Immigration to Corsica dropped to almost nothing in the late 1750s as a consequence of war and its attendant uncertainties, but it would rebound at the end of the decade and continue to rise thereafter. The community in Ajaccio began to come into its own in the 1760s, spurred by the restoration of peace, political realignment, and Theodore’s active efforts to “poach” Jews from Tuscany. Their presence would not come without controversy either domestically or abroad, and Theodore’s refusal to bend before the threats and blandishments of the Church on this matter would lead to a breach with Rome. It cannot be denied, however, that there were real economic dividends, as the 1760s saw the establishment of coral-working workshops in Ajaccio - perhaps the country’s first real manufacturing sector - and the establishment of ties with the Sephardic banking community which would provide the Corsican government with greater access to capital.[3]
Footnotes
[1] In 1515, the Protectors of the Casa di San Giorgio (the Genoese state bank, which at that time controlled Corsica) wrote a letter to their officials in Corsica requesting that a Jewish physician named Jacob be permitted to live in Corsica along with his family in order to practice medicine. This is the only known evidence of Jewish habitation on Corsica prior to the 18th century. Whether Jacob actually did move to Corsica is unclear, as is his ultimate fate; he is not mentioned again in extant sources.
[2] Not necessarily by choice. Jews faced severe restrictions on land ownership throughout much of Europe.

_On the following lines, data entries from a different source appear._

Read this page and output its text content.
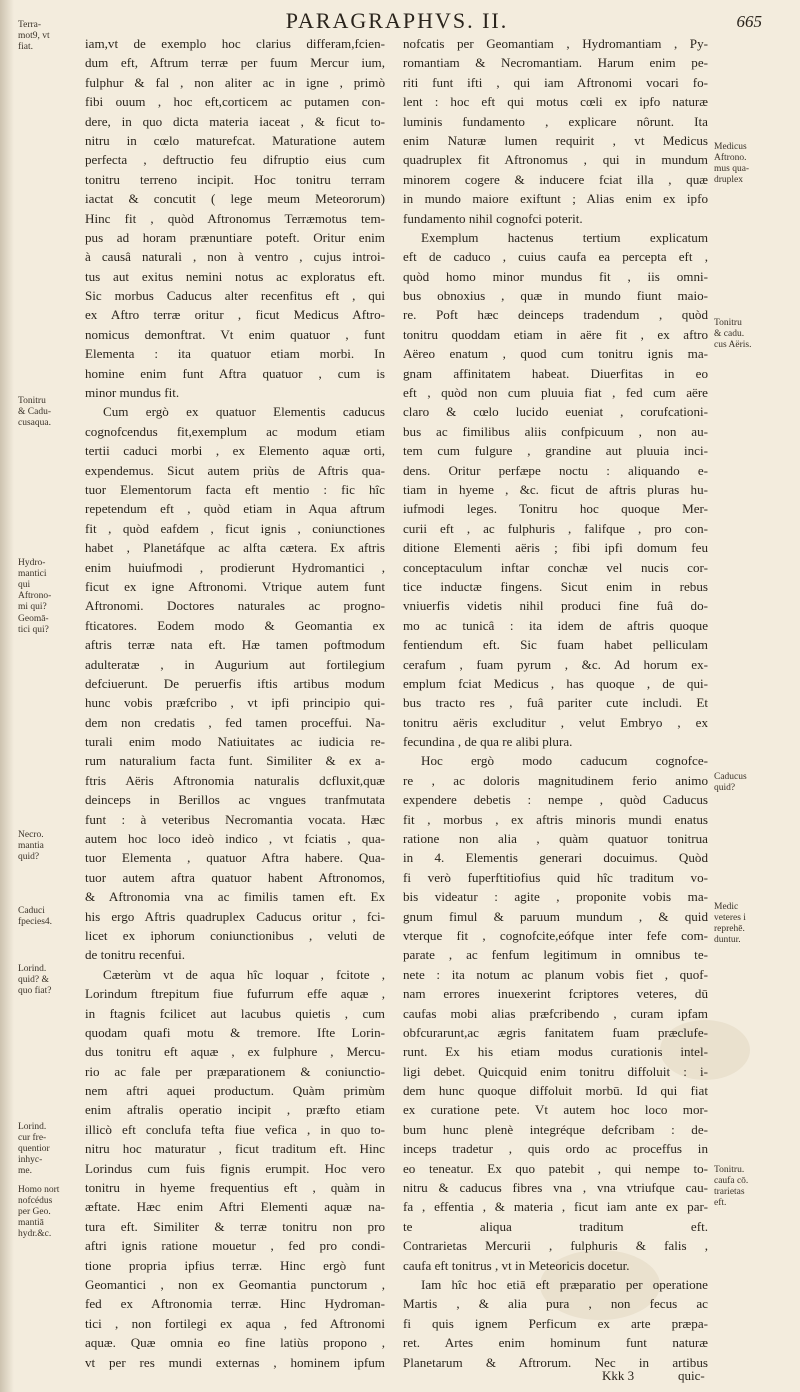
PARAGRAPHVS. II.	665
iam,vt de exemplo hoc clarius differam,fcien-
dum eft, Aftrum terræ per fuum Mercur ium,
fulphur & fal , non aliter ac in igne , primò
fibi ouum , hoc eft,corticem ac putamen con-
dere, in quo dicta materia iaceat , & ficut to-
nitru in cœlo maturefcat. Maturatione autem
perfecta , deftructio feu difruptio eius cum
tonitru terreno incipit. Hoc tonitru terram
iactat & concutit ( lege meum Meteororum)
Hinc fit , quòd Aftronomus Terræmotus tem-
pus ad horam prænuntiare poteft. Oritur enim
à causâ naturali , non à ventro , cujus introi-
tus aut exitus nemini notus ac exploratus eft.
Sic morbus Caducus alter recenfitus eft , qui
ex Aftro terræ oritur , ficut Medicus Aftro-
nomicus demonftrat. Vt enim quatuor , funt
Elementa : ita quatuor etiam morbi. In
homine enim funt Aftra quatuor , cum is
minor mundus fit.
Cum ergò ex quatuor Elementis caducus
cognofcendus fit,exemplum ac modum etiam
tertii caduci morbi , ex Elemento aquæ orti,
expendemus. Sicut autem priùs de Aftris qua-
tuor Elementorum facta eft mentio : fic hîc
repetendum eft , quòd etiam in Aqua aftrum
fit , quòd eafdem , ficut ignis , coniunctiones
habet , Planetáfque ac alfta cætera. Ex aftris
enim huiufmodi , prodierunt Hydromantici ,
ficut ex igne Aftronomi. Vtrique autem funt
Aftronomi. Doctores naturales ac progno-
fticatores. Eodem modo & Geomantia ex
aftris terræ nata eft. Hæ tamen poftmodum
adulteratæ , in Augurium aut fortilegium
defciuerunt. De peruerfis iftis artibus modum
hunc vobis præfcribo , vt ipfi principio qui-
dem non credatis , fed tamen proceffui. Na-
turali enim modo Natiuitates ac iudicia re-
rum naturalium facta funt. Similiter & ex a-
ftris Aëris Aftronomia naturalis dcfluxit,quæ
deinceps in Berillos ac vngues tranfmutata
funt : à veteribus Necromantia vocata. Hæc
autem hoc loco ideò indico , vt fciatis , qua-
tuor Elementa , quatuor Aftra habere. Qua-
tuor autem aftra quatuor habent Aftronomos,
& Aftronomia vna ac fimilis tamen eft. Ex
his ergo Aftris quadruplex Caducus oritur , fci-
licet ex iphorum coniunctionibus , veluti de
de tonitru recenfui.
Cæterùm vt de aqua hîc loquar , fcitote ,
Lorindum ftrepitum fiue fufurrum effe aquæ ,
in ftagnis fcilicet aut lacubus quietis , cum
quodam quafi motu & tremore. Ifte Lorin-
dus tonitru eft aquæ , ex fulphure , Mercu-
rio ac fale per præparationem & coniunctio-
nem aftri aquei productum. Quàm primùm
enim aftralis operatio incipit , præfto etiam
illicò eft conclufa tefta fiue vefica , in quo to-
nitru hoc maturatur , ficut traditum eft. Hinc
Lorindus cum fuis fignis erumpit. Hoc vero
tonitru in hyeme frequentius eft , quàm in
æftate. Hæc enim Aftri Elementi aquæ na-
tura eft. Similiter & terræ tonitru non pro
aftri ignis ratione mouetur , fed pro condi-
tione propria ipfius terræ. Hinc ergò funt
Geomantici , non ex Geomantia punctorum ,
fed ex Aftronomia terræ. Hinc Hydroman-
tici , non fortilegi ex aqua , fed Aftronomi
aquæ. Quæ omnia eo fine latiùs propono ,
vt per res mundi externas , hominem ipfum
nofcatis per Geomantiam , Hydromantiam , Py-
romantiam & Necromantiam. Harum enim pe-
riti funt ifti , qui iam Aftronomi vocari fo-
lent : hoc eft qui motus cœli ex ipfo naturæ
luminis fundamento , explicare nôrunt. Ita
enim Naturæ lumen requirit , vt Medicus
quadruplex fit Aftronomus , qui in mundum
minorem cogere & inducere fciat illa , quæ
in mundo maiore exiftunt ; Alias enim ex ipfo
fundamento nihil cognofci poterit.
Exemplum hactenus tertium explicatum
eft de caduco , cuius caufa ea percepta eft ,
quòd homo minor mundus fit , iis omni-
bus obnoxius , quæ in mundo fiunt maio-
re. Poft hæc deinceps tradendum , quòd
tonitru quoddam etiam in aëre fit , ex aftro
Aëreo enatum , quod cum tonitru ignis ma-
gnam affinitatem habeat. Diuerfitas in eo
eft , quòd non cum pluuia fiat , fed cum aëre
claro & cœlo lucido eueniat , corufcationi-
bus ac fimilibus aliis confpicuum , non au-
tem cum fulgure , grandine aut pluuia inci-
dens. Oritur perfæpe noctu : aliquando e-
tiam in hyeme , &c. ficut de aftris pluras hu-
iufmodi leges. Tonitru hoc quoque Mer-
curii eft , ac fulphuris , falifque , pro con-
ditione Elementi aëris ; fibi ipfi domum feu
conceptaculum inftar conchæ vel nucis cor-
tice inductæ fingens. Sicut enim in rebus
vniuerfis videtis nihil produci fine fuâ do-
mo ac tunicâ : ita idem de aftris quoque
fentiendum eft. Sic fuam habet pelliculam
cerafum , fuam pyrum , &c. Ad horum ex-
emplum fciat Medicus , has quoque , de qui-
bus tracto res , fuâ pariter cute includi. Et
tonitru aëris excluditur , velut Embryo , ex
fecundina , de qua re alibi plura.
Hoc ergò modo caducum cognofce-
re , ac doloris magnitudinem ferio animo
expendere debetis : nempe , quòd Caducus
fit , morbus , ex aftris minoris mundi enatus
ratione non alia , quàm quatuor tonitrua
in 4. Elementis generari docuimus. Quòd
fi verò fuperftitiofius quid hîc traditum vo-
bis videatur : agite , proponite vobis ma-
gnum fimul & paruum mundum , & quid
vterque fit , cognofcite,eófque inter fefe com-
parate , ac fenfum legitimum in omnibus te-
nete : ita notum ac planum vobis fiet , quof-
nam errores inuexerint fcriptores veteres, dū
caufas mobi alias præfcribendo , curam ipfam
obfcurarunt,ac ægris fanitatem fuam præclufe-
runt. Ex his etiam modus curationis intel-
ligi debet. Quicquid enim tonitru diffoluit : i-
dem hunc quoque diffoluit morbū. Id qui fiat
ex curatione pete. Vt autem hoc loco mor-
bum hunc plenè integréque defcribam : de-
inceps tradetur , quis ordo ac proceffus in
eo teneatur. Ex quo patebit , qui nempe to-
nitru & caducus fibres vna , vna vtriufque cau-
fa , effentia , & materia , ficut iam ante ex par-
te aliqua traditum eft.
Contrarietas Mercurii , fulphuris & falis ,
caufa eft tonitrus , vt in Meteoricis docetur.
Iam hîc hoc etiā eft præparatio per operatione
Martis , & alia pura , non fecus ac
fi quis ignem Perficum ex arte præpa-
ret. Artes enim hominum funt naturæ
Planetarum & Aftrorum. Nec in artibus
Terra-
mot9, vt
fiat.
Tonitru
& Cadu-
cusaqua.
Hydro-
mantici
qui
Aftrono-
mi qui?
Geomā-
tici qui?
Necro.
mantia
quid?
Caduci
fpecies4.
Lorind.
quid? &
quo fiat?
Lorind.
cur fre-
quentior
inhyc-
me.
Homo nort
nofcédus
per Geo.
mantiā
hydr.&c.
Medicus
Aftrono.
mus qua-
druplex
Tonitru
& cadu.
cus Aëris.
Caducus
quid?
Medic
veteres i
reprehē.
duntur.
Tonitru.
caufa cō.
trarietas
eft.
Kkk 3	quic-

[3] Corsica’s early dependence on Jewish capital was a consequence of the poverty of the country. Whereas Britain and France could (and did) cover expenses by borrowing money from their merchants and nobles, Corsica did not have a capital-rich native class which could lend to the government in this manner, nor did its government have the reputation or political leverage to get very favorable interest rates in foreign debt markets.
Timeline Notes
[A] Freha was a real person. She apparently received a full religious education, very unusual for her gender, and from an early age acquired a reputation for learning and poetic talent. From the Late Medieval period until modern times, her poems are the only sacred poems by a Maghrebi Jewish woman which we know of. Apparently she also wrote prose in her short career, although these works are no longer extant. Unfortunately her true potential will never be known. In 1756, when Freha was probably still in her 20s, Tunisia was wracked by civil war and Tunis was sacked by marauding Algerian soldiers. Unlike the 1752 sack in which the non-Muslim population was merely robbed, the 1756 Algerian sack saw widespread rape and murder. Thousands were killed. Avraham and his sons fled the city, but for unknown reasons Freha did not join them. When the mayhem had subsided Avraham returned to Tunis, but his daughter was nowhere to be found and was never seen again. Avraham built a synagogue in her memory where their old family house had been, and it became a place of pilgrimage for the Jewish women of Tunis. ITTL, her family emigrates to Corsica following the sack of 1752 and Freha enjoys the bright career that might have been hers had she not met an early and violent end.